Employers also must retroactively report to their carriers any employees who tested positive on or after July 6, 2020, and prior to September 17, 2020.

Following these reporting requirements is of paramount importance—employers that intentionally submit false or misleading information or fail to submit information when reporting can trigger civil penalties in amounts up to $10,000.

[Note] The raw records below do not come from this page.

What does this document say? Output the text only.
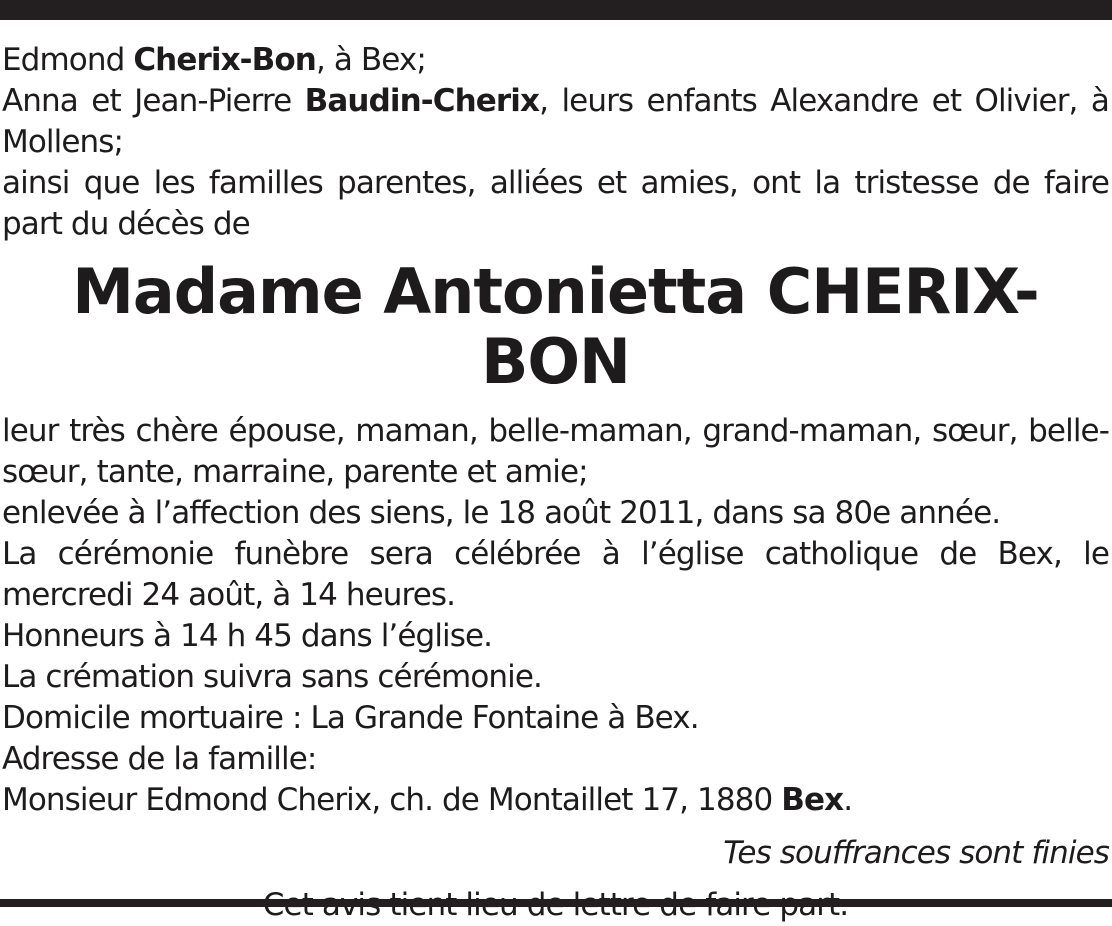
Edmond Cherix-Bon, à Bex;

Anna et Jean-Pierre Baudin-Cherix, leurs enfants Alexandre et Olivier, à Mollens;

ainsi que les familles parentes, alliées et amies, ont la tristesse de faire part du décès de

Madame Antonietta CHERIX-BON

leur très chère épouse, maman, belle-maman, grand-maman, sœur, belle-sœur, tante, marraine, parente et amie;

enlevée à l’affection des siens, le 18 août 2011, dans sa 80e année.

La cérémonie funèbre sera célébrée à l’église catholique de Bex, le mercredi 24 août, à 14 heures.

Honneurs à 14 h 45 dans l’église.

La crémation suivra sans cérémonie.

Domicile mortuaire : La Grande Fontaine à Bex.

Adresse de la famille:

Monsieur Edmond Cherix, ch. de Montaillet 17, 1880 Bex.

Tes souffrances sont finies
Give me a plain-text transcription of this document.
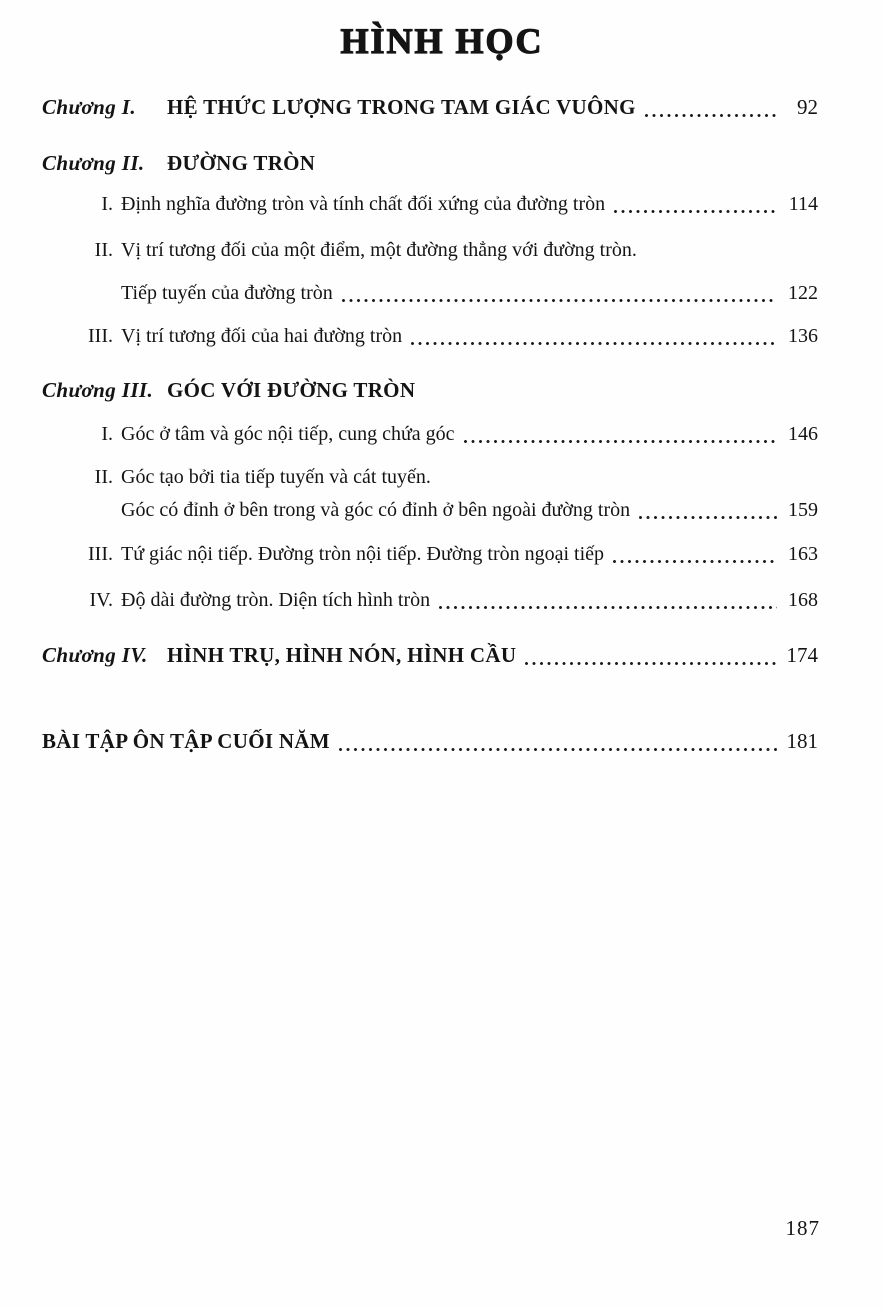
HÌNH HỌC
Chương I.	HỆ THỨC LƯỢNG TRONG TAM GIÁC VUÔNG	92
Chương II.	ĐƯỜNG TRÒN
I. Định nghĩa đường tròn và tính chất đối xứng của đường tròn	114
II. Vị trí tương đối của một điểm, một đường thẳng với đường tròn.
Tiếp tuyến của đường tròn	122
III. Vị trí tương đối của hai đường tròn	136
Chương III. GÓC VỚI ĐƯỜNG TRÒN
I. Góc ở tâm và góc nội tiếp, cung chứa góc	146
II. Góc tạo bởi tia tiếp tuyến và cát tuyến.
Góc có đỉnh ở bên trong và góc có đỉnh ở bên ngoài đường tròn	159
III. Tứ giác nội tiếp. Đường tròn nội tiếp. Đường tròn ngoại tiếp	163
IV. Độ dài đường tròn. Diện tích hình tròn	168
Chương IV. HÌNH TRỤ, HÌNH NÓN, HÌNH CẦU	174
BÀI TẬP ÔN TẬP CUỐI NĂM	181
187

Step Three: Notify Cal/OSHA and Local Health Department

  1. If an employee becomes ill with Covid-19 while at work and is admitted as in-patient at a hospital — regardless of the duration of the hospitalization — the illness occurred in a place of employment, so the employer must report this illness to the nearest Cal/OSHA office. Reports must be made immediately, but not longer than eight hours after the employer knows or with diligent inquiry would have known of the serious illness.
  2. In addition, if an employee is hospitalized for at least 24 hours, the employer will have to record the information on the Cal/OSHA Form 300, Log of Work-Related Injuries and Illnesses.
  3. Lastly, if an employee test positive for COVID-19, the employer needs to notify their local health department.